ブログ仲間の素人学者さんから、国立国語研究所の「少納言コーパス」に、「卒寿」の用例が十三例ありますよと連絡がありました。その検索方法も教わり、その用例を見ることができました。

 結論を先に言うと、その十三枚の内、十枚はあまりにも新しく、辞書の用例比較には使えません。残り三例は、阿部みどり女の俳句でした。

○ 赤々と朝日卒寿の神無月

○ みちのくの二月恐るる卒寿あと

○ 冬の日に釦をかがる卒寿かな

 角川書店『増補俳句大系』第15巻よりとあったので、早速、市の図書館に確認に出向きました。

 1977年7月刊行の句集『月下美人』五月書房版に初出でした。

 それにしも、『俳句大系』、『月下美人』ともアンソロジーだから、いつ作られたかが問題になるのですが、阿部みどり女は、生没=1886年~1980年ということをネットで確認したので、おそらく、1976(昭和51)年10月の句だと推測できました。

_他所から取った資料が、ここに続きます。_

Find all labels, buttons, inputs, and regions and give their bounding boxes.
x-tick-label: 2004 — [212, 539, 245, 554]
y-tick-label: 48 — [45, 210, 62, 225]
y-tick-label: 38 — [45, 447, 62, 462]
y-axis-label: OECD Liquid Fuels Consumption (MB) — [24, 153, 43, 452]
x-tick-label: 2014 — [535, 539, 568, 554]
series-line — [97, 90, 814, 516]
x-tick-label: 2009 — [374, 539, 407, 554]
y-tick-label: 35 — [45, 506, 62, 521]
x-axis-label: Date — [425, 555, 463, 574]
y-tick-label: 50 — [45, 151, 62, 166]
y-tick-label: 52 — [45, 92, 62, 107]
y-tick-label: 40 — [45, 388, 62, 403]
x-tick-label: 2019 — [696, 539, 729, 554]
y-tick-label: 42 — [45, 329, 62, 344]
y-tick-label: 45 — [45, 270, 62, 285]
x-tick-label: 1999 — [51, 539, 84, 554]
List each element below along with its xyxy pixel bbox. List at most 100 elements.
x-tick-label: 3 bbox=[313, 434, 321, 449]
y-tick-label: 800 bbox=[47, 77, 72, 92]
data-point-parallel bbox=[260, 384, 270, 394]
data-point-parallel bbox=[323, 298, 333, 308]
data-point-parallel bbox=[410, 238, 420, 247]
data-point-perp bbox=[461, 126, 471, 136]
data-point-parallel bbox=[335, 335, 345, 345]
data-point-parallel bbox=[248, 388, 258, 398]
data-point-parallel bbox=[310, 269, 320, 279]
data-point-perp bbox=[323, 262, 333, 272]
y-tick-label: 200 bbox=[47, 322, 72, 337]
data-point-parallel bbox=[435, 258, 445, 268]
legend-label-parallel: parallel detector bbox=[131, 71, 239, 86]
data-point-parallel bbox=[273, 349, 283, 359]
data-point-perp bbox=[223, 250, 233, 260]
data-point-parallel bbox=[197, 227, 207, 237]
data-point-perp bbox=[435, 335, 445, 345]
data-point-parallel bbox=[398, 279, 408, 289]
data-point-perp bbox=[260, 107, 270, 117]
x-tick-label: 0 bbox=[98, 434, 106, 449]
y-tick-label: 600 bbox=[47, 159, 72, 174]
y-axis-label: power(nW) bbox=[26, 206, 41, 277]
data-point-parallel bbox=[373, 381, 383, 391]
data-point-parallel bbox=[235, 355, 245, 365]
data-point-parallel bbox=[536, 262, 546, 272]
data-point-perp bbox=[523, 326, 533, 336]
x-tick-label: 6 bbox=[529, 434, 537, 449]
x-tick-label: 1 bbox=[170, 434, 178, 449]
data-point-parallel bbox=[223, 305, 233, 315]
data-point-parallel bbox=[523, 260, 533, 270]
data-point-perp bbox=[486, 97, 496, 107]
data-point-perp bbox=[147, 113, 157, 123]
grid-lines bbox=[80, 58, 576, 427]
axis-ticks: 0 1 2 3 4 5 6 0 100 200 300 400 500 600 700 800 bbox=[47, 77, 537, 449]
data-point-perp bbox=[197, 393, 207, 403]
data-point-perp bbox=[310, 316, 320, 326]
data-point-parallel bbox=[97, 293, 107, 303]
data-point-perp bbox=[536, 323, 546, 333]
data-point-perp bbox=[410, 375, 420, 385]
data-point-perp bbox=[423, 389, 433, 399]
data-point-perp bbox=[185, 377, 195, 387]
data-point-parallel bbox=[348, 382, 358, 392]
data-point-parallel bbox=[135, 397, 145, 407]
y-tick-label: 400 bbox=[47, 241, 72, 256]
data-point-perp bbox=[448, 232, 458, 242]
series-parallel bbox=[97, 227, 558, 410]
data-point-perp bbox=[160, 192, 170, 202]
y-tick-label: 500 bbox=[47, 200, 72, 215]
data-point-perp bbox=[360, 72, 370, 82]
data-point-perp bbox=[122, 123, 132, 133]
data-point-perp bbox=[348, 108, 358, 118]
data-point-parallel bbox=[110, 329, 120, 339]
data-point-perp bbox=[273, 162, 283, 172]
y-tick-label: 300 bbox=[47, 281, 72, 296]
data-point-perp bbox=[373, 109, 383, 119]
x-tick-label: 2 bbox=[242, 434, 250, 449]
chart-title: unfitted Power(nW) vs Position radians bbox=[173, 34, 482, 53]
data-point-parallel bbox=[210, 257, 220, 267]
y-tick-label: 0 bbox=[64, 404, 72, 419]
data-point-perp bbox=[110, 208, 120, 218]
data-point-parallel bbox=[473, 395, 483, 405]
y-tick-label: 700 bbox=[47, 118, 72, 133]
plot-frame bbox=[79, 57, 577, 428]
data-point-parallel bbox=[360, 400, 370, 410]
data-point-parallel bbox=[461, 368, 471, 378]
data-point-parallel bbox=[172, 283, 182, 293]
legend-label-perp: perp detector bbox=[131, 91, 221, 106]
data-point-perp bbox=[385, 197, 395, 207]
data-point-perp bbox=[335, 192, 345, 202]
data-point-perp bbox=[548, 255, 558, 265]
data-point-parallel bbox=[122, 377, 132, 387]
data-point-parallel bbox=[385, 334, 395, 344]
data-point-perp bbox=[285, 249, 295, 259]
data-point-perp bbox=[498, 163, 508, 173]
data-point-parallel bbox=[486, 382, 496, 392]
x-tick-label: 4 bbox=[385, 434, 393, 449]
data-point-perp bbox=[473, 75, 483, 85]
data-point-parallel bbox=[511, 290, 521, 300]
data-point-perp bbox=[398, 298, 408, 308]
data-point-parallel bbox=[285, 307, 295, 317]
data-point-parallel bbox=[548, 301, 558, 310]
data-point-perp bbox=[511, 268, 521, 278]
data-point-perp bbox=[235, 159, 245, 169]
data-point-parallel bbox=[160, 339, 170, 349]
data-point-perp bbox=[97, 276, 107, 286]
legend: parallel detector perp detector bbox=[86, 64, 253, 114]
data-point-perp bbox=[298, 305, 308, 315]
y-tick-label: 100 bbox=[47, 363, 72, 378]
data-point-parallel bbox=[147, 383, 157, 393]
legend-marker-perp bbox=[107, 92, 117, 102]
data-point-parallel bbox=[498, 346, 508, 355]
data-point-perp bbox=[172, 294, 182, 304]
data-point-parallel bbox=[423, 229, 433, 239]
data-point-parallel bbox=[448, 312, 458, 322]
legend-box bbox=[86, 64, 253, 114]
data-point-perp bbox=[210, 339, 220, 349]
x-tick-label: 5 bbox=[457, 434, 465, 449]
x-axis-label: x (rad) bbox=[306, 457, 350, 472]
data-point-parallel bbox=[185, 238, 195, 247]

 この三枚のカードの比較ですが、特に最初に挙げた「赤々と朝日卒寿の神無月」は『月下美人』第一章「山澄みて」の冒頭の句だから、資料価値は一番として、この句を「卒寿」の一枚のカードと考えておきます。

 ところで、当時の辞書は、この「卒寿」をどう立項しているのかを調べると、いずれもこの句より新しいということがわかりました。

○ 『広辞苑』 初版・二版に立項されず、三版1983(昭和58)年にはじめて立項されます。

○ 『『新明解国語辞典』 初版・二版に立項されず、三版1981(昭和56)年に初出です。

○ 『三省堂国語辞典』も、第三版1982(昭和57)年からです。

 こうしてみると、「卒寿」という言葉の使用例として、阿部みどり女の句がいかに早いかがよくわかります。

 そして、その前に、昨日書いた金田一春彦の「あいさつ状」 1971(昭和46)年と、1965(昭和40)年以前の見坊発見用例があるとすれば、「卒寿」の辞書立項がいかに遅かったかがわかります。それは、あるいは、辞書編纂者の「この言葉はこのまま使われ続けるのであろうか」という疑問、立項に対する逡巡だったかもしれません。

 ただ、まだ用例は二枚です。ぜひ、1965(昭和40)年ごろの用例が発見されるよう願っています。